Supreme Court of Pennsylvania, 1914

Packer's Estate

Packer's Estate
Supreme Court of Pennsylvania · Decided July 1, 1914 · Brown, Elkin, Fell, Moschzisker, Potter
246 Pa. 133; 92 A. 75

Packer's Estate

Opinion of the Court

Opinion by

Mr. Justice Moschzisker,

The Lehigh University was incorporated by the Act of February 9,1866, P. L. 23, which first recites, “Whereas, Asa Packer,......has donated the sum of $500,000 . .•____and has also given fifty acres of land,” and concludes with the provision that, “The donation of the founder of the Lehigh University, including the plots of ground mentioned, so long as the same are held, or used, for the purposes of the institution, shall be free and exempt from taxation.”

Asa Packer died May 17, 1879, leaving a will wherein he devised a large portion of his estate, consisting mostly of personal property, to the Lehigh University; this provision was subject to certain life-interests, which have since terminated. Upon the adjudication of an account filed by the trustees under the Packer will, after the death of the last life-tenant, the question arose as to whether or not the awards to the university should be charged with collateral inheritance tax. The auditing judge took the view that the Act of 1866, supra, exempted the bequest in question; but the Orphans’ Court in banc decided the act had no such application, and de*135termined that the Commonwealth was entitled to the tax. The university has appealed.

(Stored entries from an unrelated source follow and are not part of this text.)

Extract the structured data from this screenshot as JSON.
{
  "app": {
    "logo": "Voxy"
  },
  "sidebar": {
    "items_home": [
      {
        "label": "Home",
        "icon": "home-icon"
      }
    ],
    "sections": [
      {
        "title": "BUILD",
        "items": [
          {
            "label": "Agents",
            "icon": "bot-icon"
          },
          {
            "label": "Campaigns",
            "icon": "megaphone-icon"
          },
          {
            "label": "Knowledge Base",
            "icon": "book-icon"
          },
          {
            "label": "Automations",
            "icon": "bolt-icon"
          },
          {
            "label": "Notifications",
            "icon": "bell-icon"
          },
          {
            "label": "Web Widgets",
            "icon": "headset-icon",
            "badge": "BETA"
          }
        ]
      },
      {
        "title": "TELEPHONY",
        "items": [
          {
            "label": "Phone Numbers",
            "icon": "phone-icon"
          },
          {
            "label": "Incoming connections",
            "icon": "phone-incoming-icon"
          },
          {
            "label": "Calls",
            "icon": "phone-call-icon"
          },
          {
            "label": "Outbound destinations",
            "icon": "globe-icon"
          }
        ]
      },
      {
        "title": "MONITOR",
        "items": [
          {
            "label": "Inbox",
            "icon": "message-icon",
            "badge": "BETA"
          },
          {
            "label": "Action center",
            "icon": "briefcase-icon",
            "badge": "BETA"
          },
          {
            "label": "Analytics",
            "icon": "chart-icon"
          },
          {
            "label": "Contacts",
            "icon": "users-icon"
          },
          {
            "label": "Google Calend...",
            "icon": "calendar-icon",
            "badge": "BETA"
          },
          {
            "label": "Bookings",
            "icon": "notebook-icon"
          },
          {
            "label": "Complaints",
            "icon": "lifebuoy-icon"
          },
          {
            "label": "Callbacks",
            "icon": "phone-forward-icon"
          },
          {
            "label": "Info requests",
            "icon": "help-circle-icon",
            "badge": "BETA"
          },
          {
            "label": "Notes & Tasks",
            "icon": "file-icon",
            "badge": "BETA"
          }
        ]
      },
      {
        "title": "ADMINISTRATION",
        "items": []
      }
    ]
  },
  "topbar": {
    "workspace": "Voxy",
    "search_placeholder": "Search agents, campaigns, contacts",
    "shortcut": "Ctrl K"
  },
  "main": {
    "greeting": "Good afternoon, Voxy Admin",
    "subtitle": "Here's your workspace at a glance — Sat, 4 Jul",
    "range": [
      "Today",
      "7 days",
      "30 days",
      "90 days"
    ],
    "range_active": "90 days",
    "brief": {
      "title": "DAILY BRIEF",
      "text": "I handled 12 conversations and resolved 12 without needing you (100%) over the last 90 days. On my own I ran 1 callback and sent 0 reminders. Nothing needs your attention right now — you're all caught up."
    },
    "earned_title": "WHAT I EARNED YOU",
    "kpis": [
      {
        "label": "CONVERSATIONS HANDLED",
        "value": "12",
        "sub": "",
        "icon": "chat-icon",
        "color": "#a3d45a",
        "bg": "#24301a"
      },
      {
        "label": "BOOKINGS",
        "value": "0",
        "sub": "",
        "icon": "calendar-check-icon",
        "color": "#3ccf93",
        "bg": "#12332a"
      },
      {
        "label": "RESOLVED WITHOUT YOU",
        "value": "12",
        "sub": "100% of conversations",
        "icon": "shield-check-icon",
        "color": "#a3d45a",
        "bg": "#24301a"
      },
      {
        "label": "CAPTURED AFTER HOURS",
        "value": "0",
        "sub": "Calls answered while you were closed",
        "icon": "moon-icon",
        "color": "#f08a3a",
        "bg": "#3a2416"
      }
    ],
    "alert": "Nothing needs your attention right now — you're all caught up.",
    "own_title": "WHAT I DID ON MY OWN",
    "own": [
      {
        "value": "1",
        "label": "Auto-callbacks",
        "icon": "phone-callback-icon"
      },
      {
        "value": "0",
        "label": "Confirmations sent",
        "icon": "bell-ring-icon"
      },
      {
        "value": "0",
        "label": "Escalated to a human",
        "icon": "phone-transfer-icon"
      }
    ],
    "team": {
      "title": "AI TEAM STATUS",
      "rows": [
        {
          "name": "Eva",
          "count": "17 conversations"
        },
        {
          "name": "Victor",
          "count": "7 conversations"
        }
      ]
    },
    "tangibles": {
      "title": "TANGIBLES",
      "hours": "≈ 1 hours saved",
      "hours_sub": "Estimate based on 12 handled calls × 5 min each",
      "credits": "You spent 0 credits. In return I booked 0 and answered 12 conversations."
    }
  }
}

We agree with the learned court below that, “It is manifest the exemption clause relates to the gifts specifled in the preamble.” In passing upon this branch of the case, the court states: “......‘Has donated’are the words, meaning something accomplished, and not something to be done; and this view is enforced by the further expression ‘including the plots of ground mentioned.’ Whether or not further gifts were in contemplation is a matter of no moment, so far as the construction of this act is concerned. The language used, which must be strictly interpreted, as must all grants in derogation of one of the highest prerogatives of the State— taxation — applies in terms to the then existing conditions only. If it be urged that the donation of $500,000 is singular, and the exemption plural, ‘donations,’ the obvious answer is that ‘50 acres’ is descriptive of but one thing, while the exoneration is of the ‘plots of ground,’ which is equally plural. But ‘plots of ground mentioned’ defines the meaning, and the expression ‘donations of the founder......including the plots of ground,’ would seem to imply that in the legislative mind ‘donations’ was intended to cover the money and the land, but that in order to prevent misapprehension, it was stated that in ‘donations’ was to be included the land mentioned......” Since we agree with this reasoning, and concur in the conclusion that the exemption of donations contained in the charter of the university cannot be construed to apply to the bequests under the Packer will, further discussion seems unnecessary; but there is much force in the additional position taken by the court below, that the act does not contemplate or have reference to “taxation” of the peculiar character of the collateral inheritance tax. (Upon this general subject see, Strode v. Commonwealth, 52 Pa. 181; Finnens’ Est., 196 Pa. 72; also Wagner’s Free Institute, *136116 Pa. 555, and Wagner Free Institute v. Philadelphia, 132 Pa. 612).

The assignments of error are overruled and the decree is affirmed; the costs to he paid by appellants and others as ordered by the court below when this record is returned to it.